# transmission line



## Rei (Mar 1, 2010)

When we are talking about the transmission line, are the line and phase values differ by 1.73?

V(line) = 1.73*V(phase)

I(line) = 1.73*I(phase)


----------



## Flyer_PE (Mar 1, 2010)

VLine = sqrt3 * VPhase

ILine = IPhase


----------



## z06dustin (Mar 1, 2010)

Flyer_PE said:


> VLine = sqrt3 * VPhase
> ILine = IPhase


This is assuming a delta connected line FYI.


----------



## Flyer_PE (Mar 1, 2010)

^If all you are given is a 3-phase line with a black box on either end, the math still works the same. As far as the line is concerned, it doesn't matter whether the source is connected delta or wye.


----------



## z06dustin (Mar 1, 2010)

Flyer_PE said:


> ^If all you are given is a 3-phase line with a black box on either end, the math still works the same.

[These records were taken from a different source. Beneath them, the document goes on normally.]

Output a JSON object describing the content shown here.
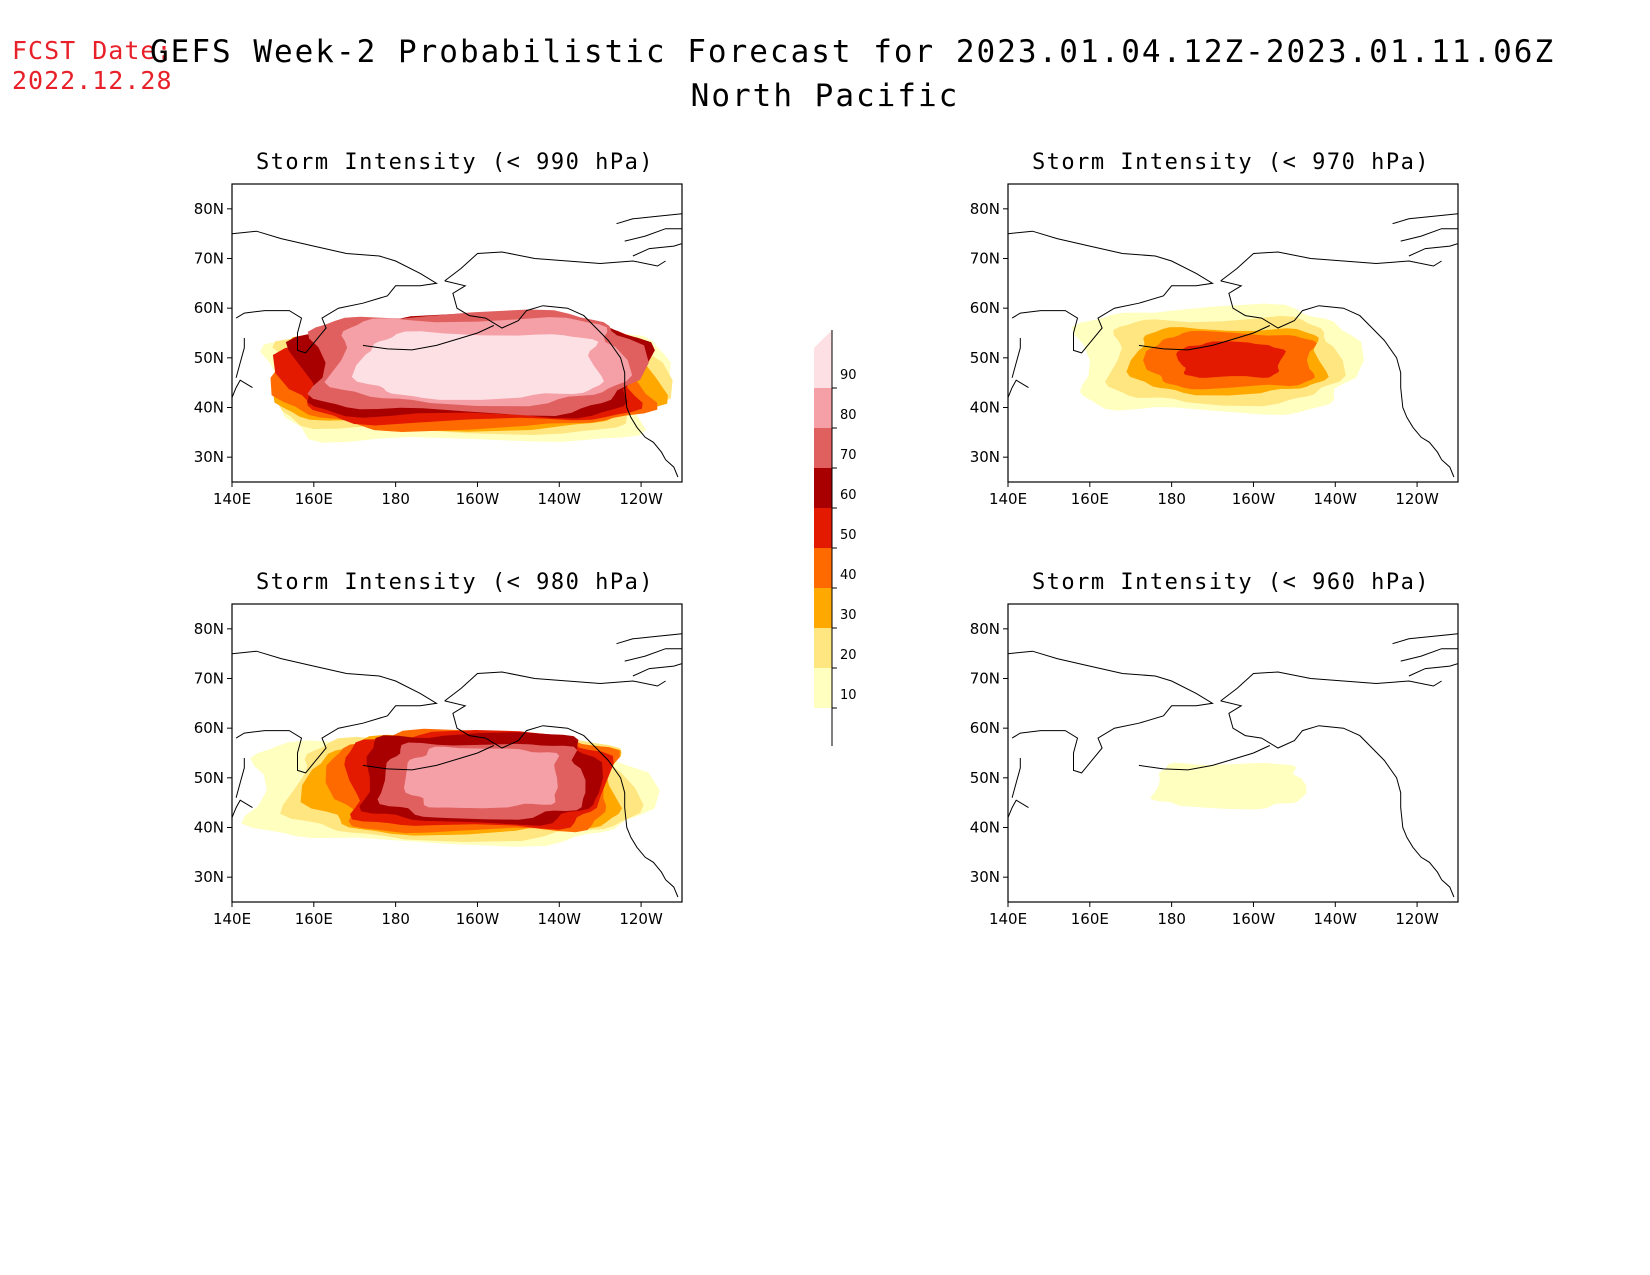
{
  "forecast_date": {
    "label": "FCST Date:",
    "value": "2022.12.28"
  },
  "title": {
    "line1": "GEFS Week-2 Probabilistic Forecast for 2023.01.04.12Z-2023.01.11.06Z",
    "line2": "North Pacific"
  },
  "colors": {
    "label_red": "#e8202a",
    "levels": [
      "#ffffc0",
      "#ffe680",
      "#ffa800",
      "#ff6a00",
      "#e41a00",
      "#a80000",
      "#e06060",
      "#f4a0a6",
      "#fde0e4"
    ]
  },
  "chart_data": [
    {
      "type": "heatmap",
      "title": "Storm Intensity (< 990 hPa)",
      "x_ticks": [
        "140E",
        "160E",
        "180",
        "160W",
        "140W",
        "120W"
      ],
      "y_ticks": [
        "80N",
        "70N",
        "60N",
        "50N",
        "40N",
        "30N"
      ],
      "xlim": [
        140,
        250
      ],
      "ylim": [
        25,
        85
      ],
      "field": [
        {
          "level": 10,
          "lon": [
            150,
            245
          ],
          "lat": [
            33,
            57
          ]
        },
        {
          "level": 20,
          "lon": [
            151,
            244
          ],
          "lat": [
            35,
            56
          ]
        },
        {
          "level": 30,
          "lon": [
            152,
            243
          ],
          "lat": [
            36,
            56
          ]
        },
        {
          "level": 40,
          "lon": [
            153,
            242
          ],
          "lat": [
            36,
            56
          ]
        },
        {
          "level": 50,
          "lon": [
            154,
            241
          ],
          "lat": [
            37,
            57
          ]
        },
        {
          "level": 60,
          "lon": [
            156,
            240
          ],
          "lat": [
            38,
            58
          ]
        },
        {
          "level": 70,
          "lon": [
            159,
            238
          ],
          "lat": [
            39,
            59
          ]
        },
        {
          "level": 80,
          "lon": [
            165,
            235
          ],
          "lat": [
            41,
            58
          ]
        },
        {
          "level": 90,
          "lon": [
            172,
            230
          ],
          "lat": [
            42,
            55
          ]
        }
      ]
    },
    {
      "type": "heatmap",
      "title": "Storm Intensity (< 970 hPa)",
      "x_ticks": [
        "140E",
        "160E",
        "180",
        "160W",
        "140W",
        "120W"
      ],
      "y_ticks": [
        "80N",
        "70N",
        "60N",
        "50N",
        "40N",
        "30N"
      ],
      "xlim": [
        140,
        250
      ],
      "ylim": [
        25,
        85
      ],
      "field": [
        {
          "level": 10,
          "lon": [
            157,
            224
          ],
          "lat": [
            39,
            60
          ]
        },
        {
          "level": 20,
          "lon": [
            165,
            220
          ],
          "lat": [
            41,
            58
          ]
        },
        {
          "level": 30,
          "lon": [
            171,
            217
          ],
          "lat": [
            43,
            56
          ]
        },
        {
          "level": 40,
          "lon": [
            175,
            215
          ],
          "lat": [
            44,
            55
          ]
        },
        {
          "level": 50,
          "lon": [
            182,
            207
          ],
          "lat": [
            46,
            53
          ]
        }
      ]
    },
    {
      "type": "heatmap",
      "title": "Storm Intensity (< 980 hPa)",
      "x_ticks": [
        "140E",
        "160E",
        "180",
        "160W",
        "140W",
        "120W"
      ],
      "y_ticks": [
        "80N",
        "70N",
        "60N",
        "50N",
        "40N",
        "30N"
      ],
      "xlim": [
        140,
        250
      ],
      "ylim": [
        25,
        85
      ],
      "field": [
        {
          "level": 10,
          "lon": [
            144,
            240
          ],
          "lat": [
            37,
            58
          ]
        },
        {
          "level": 20,
          "lon": [
            155,
            238
          ],
          "lat": [
            38,
            58
          ]
        },
        {
          "level": 30,
          "lon": [
            160,
            235
          ],
          "lat": [
            39,
            58
          ]
        },
        {
          "level": 40,
          "lon": [
            165,
            233
          ],
          "lat": [
            39,
            59
          ]
        },
        {
          "level": 50,
          "lon": [
            168,
            231
          ],
          "lat": [
            40,
            59
          ]
        },
        {
          "level": 60,
          "lon": [
            172,
            229
          ],
          "lat": [
            41,
            59
          ]
        },
        {
          "level": 70,
          "lon": [
            177,
            226
          ],
          "lat": [
            42,
            57
          ]
        },
        {
          "level": 80,
          "lon": [
            183,
            220
          ],
          "lat": [
            44,
            56
          ]
        }
      ]
    },
    {
      "type": "heatmap",
      "title": "Storm Intensity (< 960 hPa)",
      "x_ticks": [
        "140E",
        "160E",
        "180",
        "160W",
        "140W",
        "120W"
      ],
      "y_ticks": [
        "80N",
        "70N",
        "60N",
        "50N",
        "40N",
        "30N"
      ],
      "xlim": [
        140,
        250
      ],
      "ylim": [
        25,
        85
      ],
      "field": [
        {
          "level": 10,
          "lon": [
            176,
            212
          ],
          "lat": [
            44,
            53
          ]
        }
      ]
    }
  ],
  "colorbar": {
    "levels": [
      "10",
      "20",
      "30",
      "40",
      "50",
      "60",
      "70",
      "80",
      "90"
    ]
  }
}
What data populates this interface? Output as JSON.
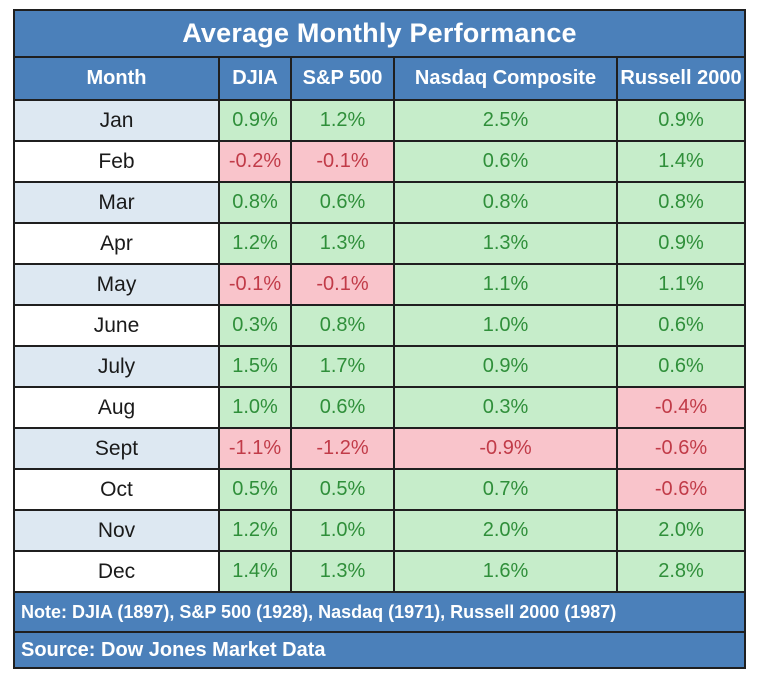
{
  "title": "Average Monthly Performance",
  "columns": [
    "Month",
    "DJIA",
    "S&P 500",
    "Nasdaq Composite",
    "Russell 2000"
  ],
  "rows": [
    {
      "month": "Jan",
      "values": [
        "0.9%",
        "1.2%",
        "2.5%",
        "0.9%"
      ]
    },
    {
      "month": "Feb",
      "values": [
        "-0.2%",
        "-0.1%",
        "0.6%",
        "1.4%"
      ]
    },
    {
      "month": "Mar",
      "values": [
        "0.8%",
        "0.6%",
        "0.8%",
        "0.8%"
      ]
    },
    {
      "month": "Apr",
      "values": [
        "1.2%",
        "1.3%",
        "1.3%",
        "0.9%"
      ]
    },
    {
      "month": "May",
      "values": [
        "-0.1%",
        "-0.1%",
        "1.1%",
        "1.1%"
      ]
    },
    {
      "month": "June",
      "values": [
        "0.3%",
        "0.8%",
        "1.0%",
        "0.6%"
      ]
    },
    {
      "month": "July",
      "values": [
        "1.5%",
        "1.7%",
        "0.9%",
        "0.6%"
      ]
    },
    {
      "month": "Aug",
      "values": [
        "1.0%",
        "0.6%",
        "0.3%",
        "-0.4%"
      ]
    },
    {
      "month": "Sept",
      "values": [
        "-1.1%",
        "-1.2%",
        "-0.9%",
        "-0.6%"
      ]
    },
    {
      "month": "Oct",
      "values": [
        "0.5%",
        "0.5%",
        "0.7%",
        "-0.6%"
      ]
    },
    {
      "month": "Nov",
      "values": [
        "1.2%",
        "1.0%",
        "2.0%",
        "2.0%"
      ]
    },
    {
      "month": "Dec",
      "values": [
        "1.4%",
        "1.3%",
        "1.6%",
        "2.8%"
      ]
    }
  ],
  "note": "Note: DJIA (1897), S&P 500 (1928), Nasdaq (1971), Russell 2000 (1987)",
  "source": "Source: Dow Jones Market Data",
  "colors": {
    "header_blue": "#4b80ba",
    "striped_row_blue": "#dde8f2",
    "positive_bg": "#c6edca",
    "positive_text": "#2f8f3a",
    "negative_bg": "#f9c4cb",
    "negative_text": "#c13b48",
    "border": "#1f1f1f"
  },
  "chart_data": {
    "type": "table",
    "title": "Average Monthly Performance",
    "categories": [
      "Jan",
      "Feb",
      "Mar",
      "Apr",
      "May",
      "June",
      "July",
      "Aug",
      "Sept",
      "Oct",
      "Nov",
      "Dec"
    ],
    "series": [
      {
        "name": "DJIA",
        "values": [
          0.9,
          -0.2,
          0.8,
          1.2,
          -0.1,
          0.3,
          1.5,
          1.0,
          -1.1,
          0.5,
          1.2,
          1.4
        ]
      },
      {
        "name": "S&P 500",
        "values": [
          1.2,
          -0.1,
          0.6,
          1.3,
          -0.1,
          0.8,
          1.7,
          0.6,
          -1.2,
          0.5,
          1.0,
          1.3
        ]
      },
      {
        "name": "Nasdaq Composite",
        "values": [
          2.5,
          0.6,
          0.8,
          1.3,
          1.1,
          1.0,
          0.9,
          0.3,
          -0.9,
          0.7,
          2.0,
          1.6
        ]
      },
      {
        "name": "Russell 2000",
        "values": [
          0.9,
          1.4,
          0.8,
          0.9,
          1.1,
          0.6,
          0.6,
          -0.4,
          -0.6,
          -0.6,
          2.0,
          2.8
        ]
      }
    ],
    "unit": "%",
    "note": "Note: DJIA (1897), S&P 500 (1928), Nasdaq (1971), Russell 2000 (1987)",
    "source": "Source: Dow Jones Market Data",
    "color_coding": "green = positive, red = negative"
  }
}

As far as the line is concerned, it doesn't matter whether the source is connected delta or wye.


Ah yes you are right, assuming a delta connected *load* not line.

Thx flyer.


----------



## CLTEE49 (Mar 3, 2010)

z06dustin said:


> Flyer_PE said:
> 
> 
> > VLine = sqrt3 * VPhase
> ...



Umm... isnt that for a wye connection?

Delta

Vline = Vphase

Iline = 1.73*Iphase


----------